Leaning Towards Infinity
- Author: Sue Woolfe
- Language: English
- Genre: Literary novel
- Publisher: Vintage Australia
- Publication date: 1996
- Publication place: Australia
- Media type: Print
- Pages: 393 pp.
- Awards: 1996 New South Wales Premier's Literary Awards — Christina Stead Prize for Fiction, winner
- ISBN: 0091832284

= Leaning Towards Infinity =

1996 novel by Australian author Sue Woolfe

Leaning Towards Infinity : How My Mother's Apron Unfolds Into My Life is a 1996 novel by the Australian author Sue Woolfe.

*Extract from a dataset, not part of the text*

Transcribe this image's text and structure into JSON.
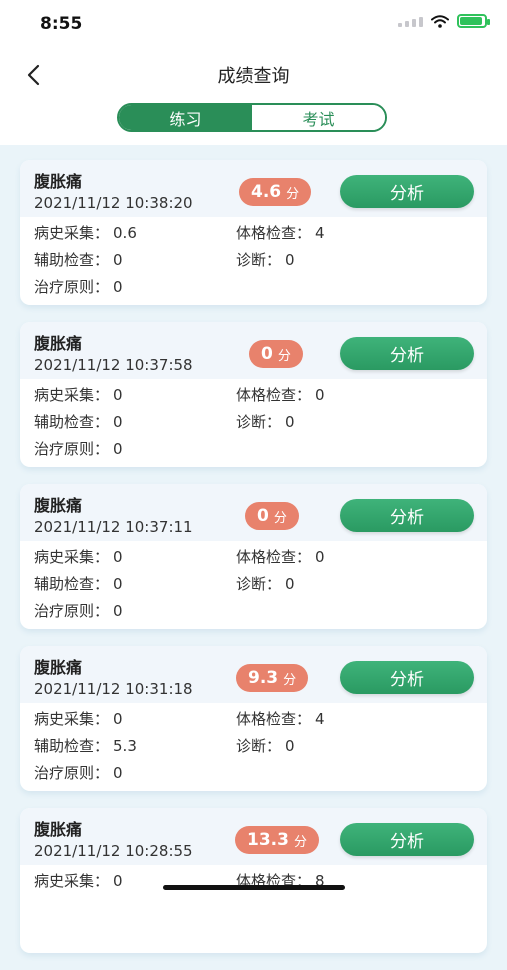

It was the winner of the 1996 New South Wales Premier's Literary Awards, and the winner of the 1997 Commonwealth Writers' Prize for the South East Asia and South Pacific region.

==Synopsis==
The story of the novel centres around three generations of women: Hypatia, who writes about her famous mathematician mother Francis, who discovered a new kind of number, and about Juanita, mother to Francis, and herself a mathematician, though unknown.

==Critical reception==
Kirkus Reviews gave the novel a positive review: "Creating the feeling of a found document, prizewinning Australian writer Woolfe pieces together an intriguing and expansive novel of ideas—showing the ways in which love, motherhood, and mathematics wrap around the human soul...A lovely novel, magical in its elevation of mathematics into a realm of divine beauty, charming in its depiction of the equally demanding sphere of motherhood."

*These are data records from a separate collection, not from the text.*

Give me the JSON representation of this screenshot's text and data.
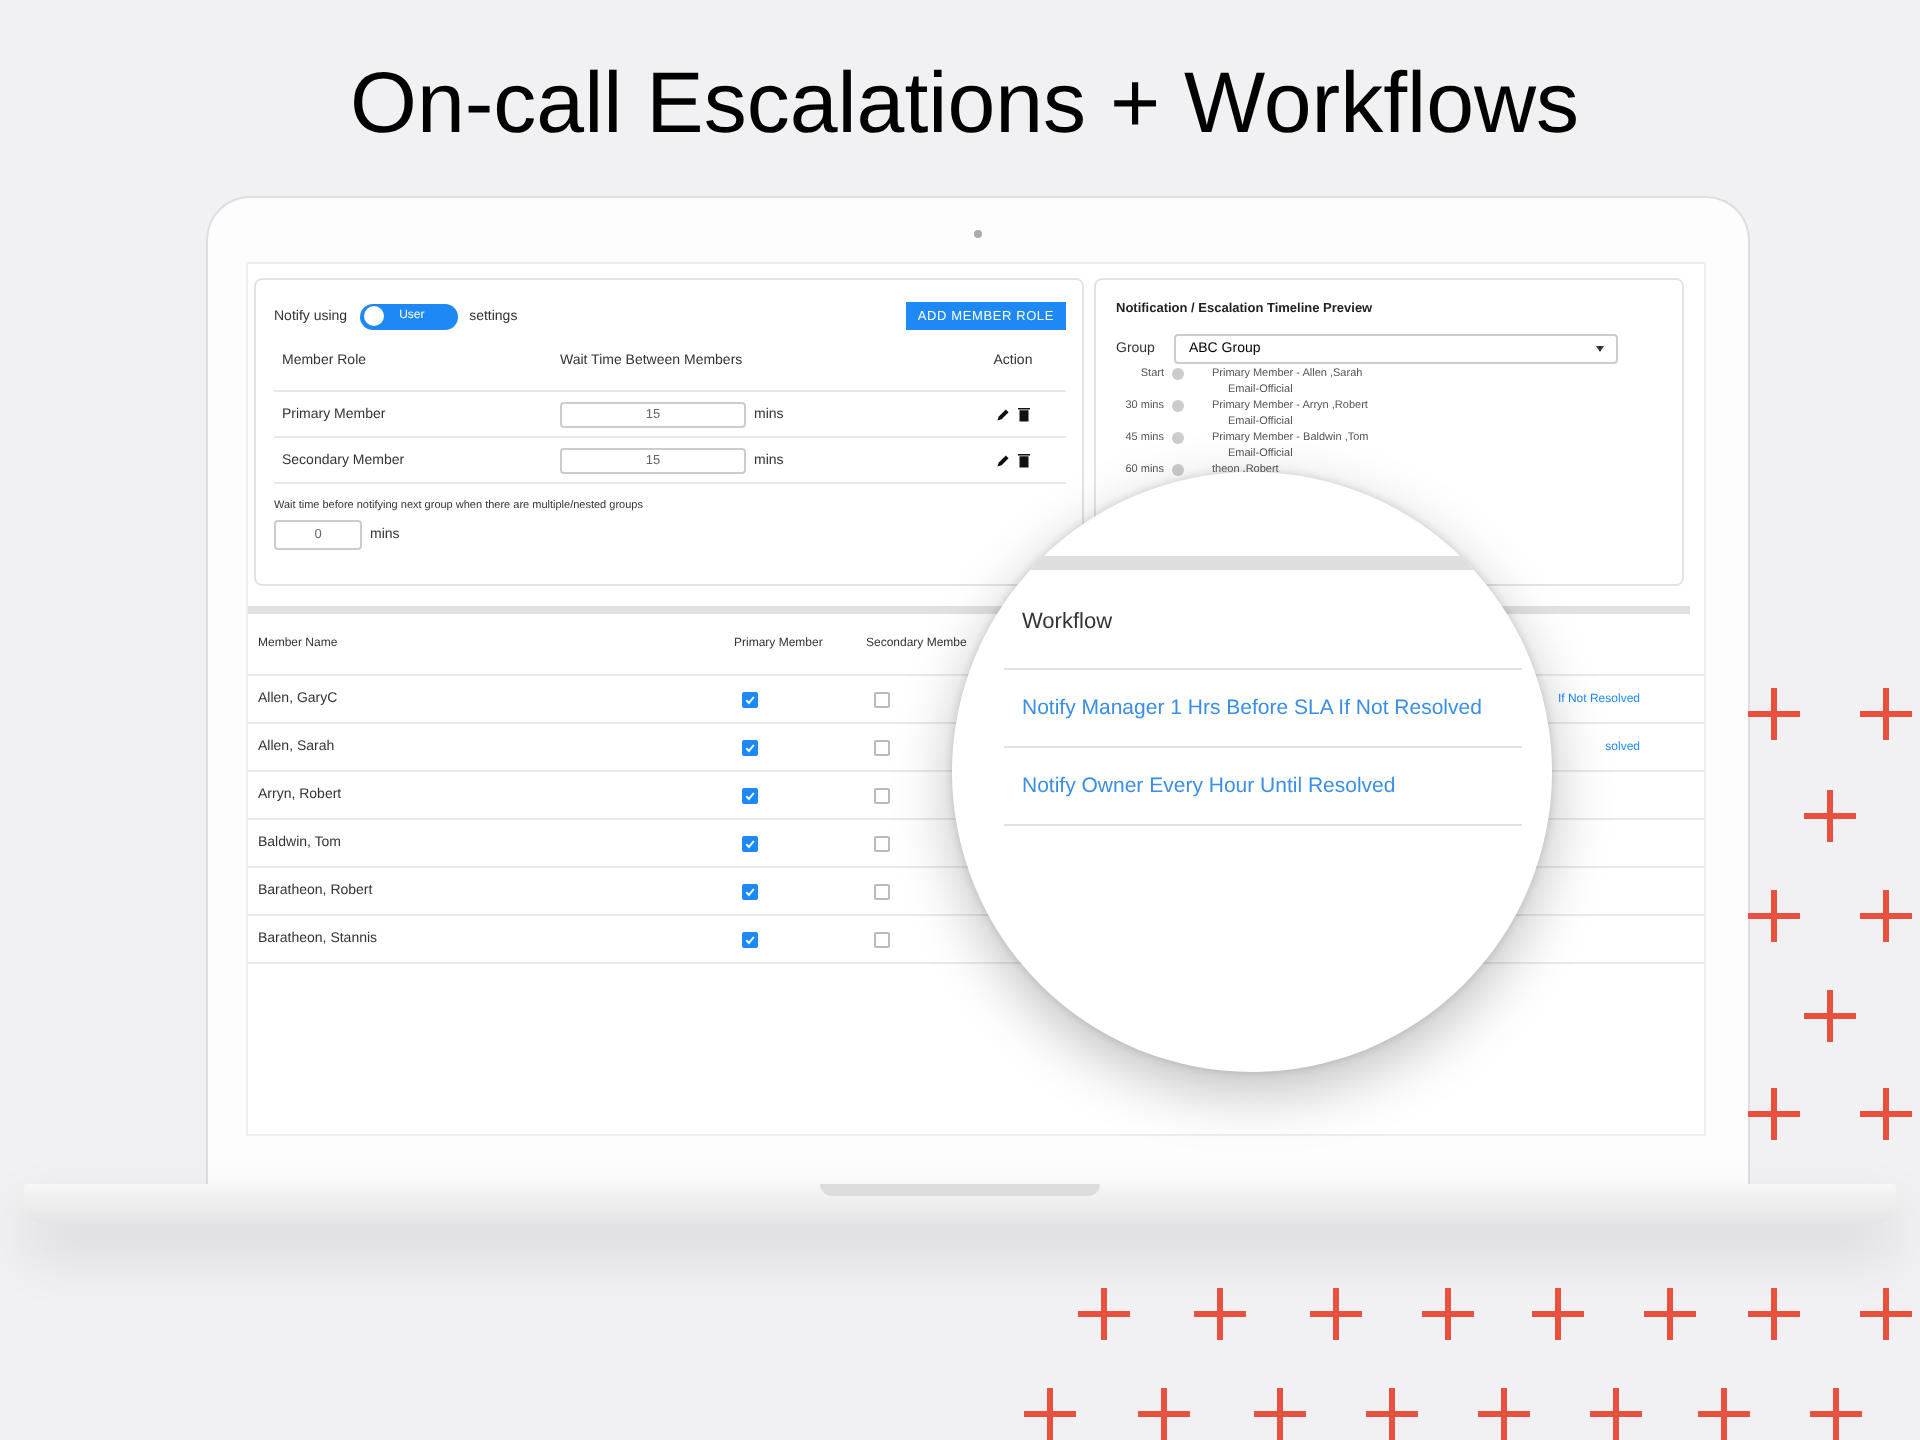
{
  "headline": "On-call Escalations + Workflows",
  "notify": {
    "prefix": "Notify using",
    "toggle_label": "User",
    "suffix": "settings"
  },
  "add_button": "ADD MEMBER ROLE",
  "roles": {
    "columns": [
      "Member Role",
      "Wait Time Between Members",
      "Action"
    ],
    "rows": [
      {
        "role": "Primary Member",
        "wait": "15",
        "unit": "mins"
      },
      {
        "role": "Secondary Member",
        "wait": "15",
        "unit": "mins"
      }
    ]
  },
  "group_wait": {
    "label": "Wait time before notifying next group when there are multiple/nested groups",
    "value": "0",
    "unit": "mins"
  },
  "timeline": {
    "title": "Notification / Escalation Timeline Preview",
    "group_label": "Group",
    "group_value": "ABC Group",
    "steps": [
      {
        "time": "Start",
        "member": "Primary Member - Allen ,Sarah",
        "channel": "Email-Official"
      },
      {
        "time": "30 mins",
        "member": "Primary Member - Arryn ,Robert",
        "channel": "Email-Official"
      },
      {
        "time": "45 mins",
        "member": "Primary Member - Baldwin ,Tom",
        "channel": "Email-Official"
      },
      {
        "time": "60 mins",
        "member": "theon ,Robert"
      }
    ]
  },
  "members": {
    "columns": [
      "Member Name",
      "Primary Member",
      "Secondary Membe"
    ],
    "rows": [
      {
        "name": "Allen, GaryC",
        "primary": true,
        "secondary": false,
        "workflow": "If Not Resolved"
      },
      {
        "name": "Allen, Sarah",
        "primary": true,
        "secondary": false,
        "workflow": "solved"
      },
      {
        "name": "Arryn, Robert",
        "primary": true,
        "secondary": false
      },
      {
        "name": "Baldwin, Tom",
        "primary": true,
        "secondary": false
      },
      {
        "name": "Baratheon, Robert",
        "primary": true,
        "secondary": false
      },
      {
        "name": "Baratheon, Stannis",
        "primary": true,
        "secondary": false
      }
    ]
  },
  "magnifier": {
    "header": "Workflow",
    "links": [
      "Notify Manager 1 Hrs Before SLA If Not Resolved",
      "Notify Owner Every Hour Until Resolved"
    ]
  }
}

In The Sydney Morning Herald reviewer Rosemary Sorensen called the novel a "startingly modern book, balancing, in her case, an undermining of narrative authority against the urgency of a topic that has been waiting for quite some time to be done as well as this."

==Awards==

- 1996 New South Wales Premier's Literary Awards, winner
- 1997 Commonwealth Writers' Prize – South East Asia and South Pacific Region, winner

==Publication history==

After the novel's initial publication in 1996 in Australia by Vintage Australia, it was reprinted as follows:

- Women's Press, UK, 1998 & 2000
- Faber & Faber, UK, 1998
- Vintage Australia, Australia, 1999
- Wutheringink, Australia, 2013
- Untapped, Australia, 2021 & 2022

The novel was also translated into Dutch in 1997, and French in 2003.

==Notes==
- Dedication: To Gordon who leans towards infinity every now and then.